When a heat-dome arrives and settles over our homes, what actually happens to the built environment around us? We know it well here in the UK – as soon as the heat arrives, we head out of the concrete surroundings and out into nature – most commonly on our little island – we head to the seaside. As masses of people suddenly decide to travel, immense strains are placed on existing transportation methods. Not only are more of us using public transport, but the transportation methods themselves aren’t built to withstand extreme heat – railway tracks buckle, speed limits must be imposed, motorway tarmac literally starts to melt and aeroplanes can’t safely take off or land. All machinery has to work harder in heat, these increasingly regular heatwaves mean we need to account for malfunction or less reliable mechanisms.

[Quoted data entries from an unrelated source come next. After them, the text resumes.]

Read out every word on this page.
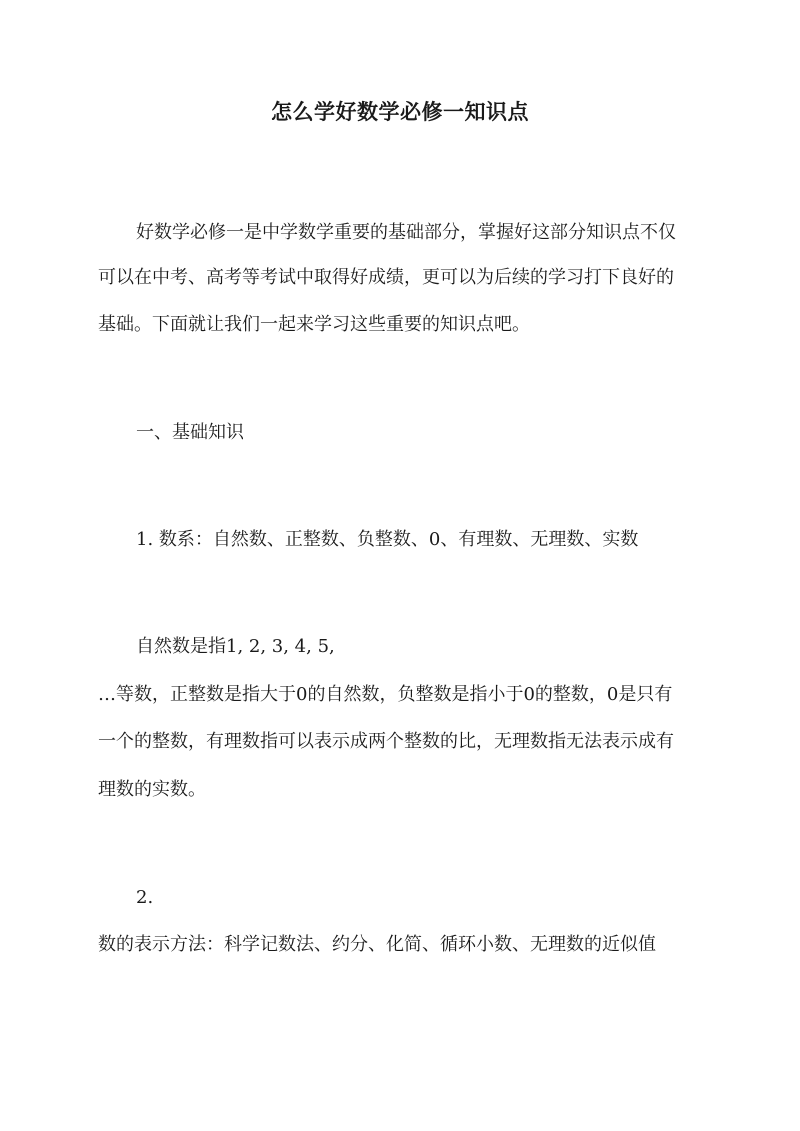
怎么学好数学必修一知识点
好数学必修一是中学数学重要的基础部分，掌握好这部分知识点不仅
可以在中考、高考等考试中取得好成绩，更可以为后续的学习打下良好的
基础。下面就让我们一起来学习这些重要的知识点吧。
一、基础知识
1. 数系：自然数、正整数、负整数、0、有理数、无理数、实数
自然数是指1, 2, 3, 4, 5,
…等数，正整数是指大于0的自然数，负整数是指小于0的整数，0是只有
一个的整数，有理数指可以表示成两个整数的比，无理数指无法表示成有
理数的实数。
2.
数的表示方法：科学记数法、约分、化简、循环小数、无理数的近似值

In the recent weeks we have all been trying to keep cool – many of us actually gave up on the summer dream of working from home as temperatures became almost unbearable and headed back into air conditioned office spaces. The huge demand of power needed to keep all these huge workplaces cool does impact the power grid. In extreme climates there is immense strain put on power supply and water mains. There are frequent water pipe bursts in heatwaves due to excessive usage pushing old, brittle cast-iron pipes to breaking point.

We’re not a hot country, we have fairly chilly and definitely damp winters and so our housing design and architecture caters to this. We have dark, slate roofs that absorb heat in the hot weather and we also prioritise south-facing views and large windows. Now with so few months of summer and sunshine in the UK,  we’re not for a second suggesting we reduce the natural light allowed into any building, but that blinds, awnings and reflective sheeting may need to be considered as standard in future builds.

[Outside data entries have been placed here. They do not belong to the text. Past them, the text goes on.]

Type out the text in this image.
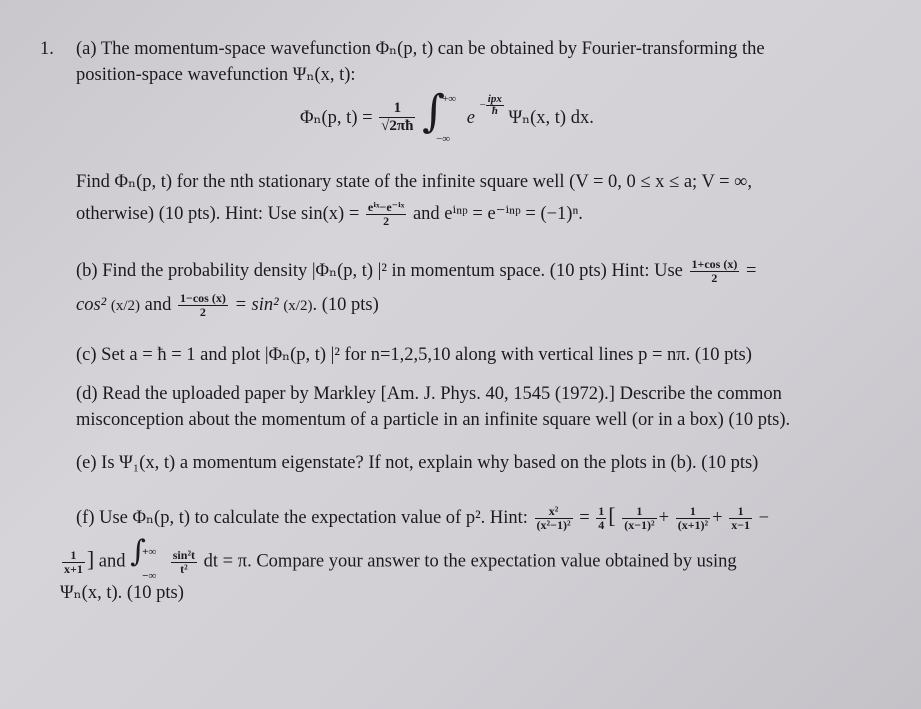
1. (a) The momentum-space wavefunction Φₙ(p, t) can be obtained by Fourier-transforming the
position-space wavefunction Ψₙ(x, t):
Φₙ(p, $t) = \frac{1}{√2\pi ħ}$
∫
+∞
−∞
$e - \frac{\text{ipx}}{ħ}$
Ψₙ(x, t) dx.
Find Φₙ(p, t) for the nth stationary state of the infinite square well (V = 0, 0 ≤ x ≤ a; V = ∞,
otherwise) (10 pts). Hint: Use $\sin(x) = \frac{\text{eⁱˣ−e⁻ⁱˣ}}{2}$ and eⁱⁿᵖ = e⁻ⁱⁿᵖ = (−1)ⁿ.
(b) Find the probability density |Φₙ(p, t) |² in momentum space. (10 pts) Hint: Use $\frac{1+\cos (x)}{2}$ =
cos² (x/2) and $\frac{1-\cos (x)}{2} = \sin^2$ (x/2). (10 pts)
(c) Set a = ħ = 1 and plot |Φₙ(p, t) |² for n=1,2,5,10 along with vertical lines p = nπ. (10 pts)
(d) Read the uploaded paper by Markley [Am. J. Phys. 40, 1545 (1972).] Describe the common
misconception about the momentum of a particle in an infinite square well (or in a box) (10 pts).
(e) Is Ψ₁(x, t) a momentum eigenstate? If not, explain why based on the plots in (b). (10 pts)
(f) Use Φₙ(p, t) to calculate the expectation value of p². Hint: $\frac{\text{x²}}{\text{(x²−1)²}} = \frac{1}{4}$ [ $\frac{1}{\text{(x−1)²}} + \frac{1}{\text{(x+1)²}} + \frac{1}{x-1}$ −
$\frac{1}{x+1}$ ] and ∫
+∞
−∞

$\frac{\text{sin²t}}{\text{t²}}$ dt = π. Compare your answer to the expectation value obtained by using
Ψₙ(x, t). (10 pts)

Hot temperatures aren’t a new thing, it’s just that these temperatures are reaching cities and areas that have never had them before. We can look to those who have successfully acclimatised to extremely hot summers and take note.

“People in desert nations have long adapted, finding ways to keep their lives as cool as possible way before the advent of electricity allowed them to even consider air conditioning. Cultures in the Far East have a long history of building houses on stilts, not only to protect their homes from flooding, but also to allow for a cooling mechanism from underneath.”

Whether we see an increase in low-lying buildings in decades to come, or simply property developers and architects integrating larger green spaces, external shade structures, pale roofing and courtyards into their plans more frequently. What we do know is that the designers, builders and planners for our future cities, will be building with extreme temperature in mind.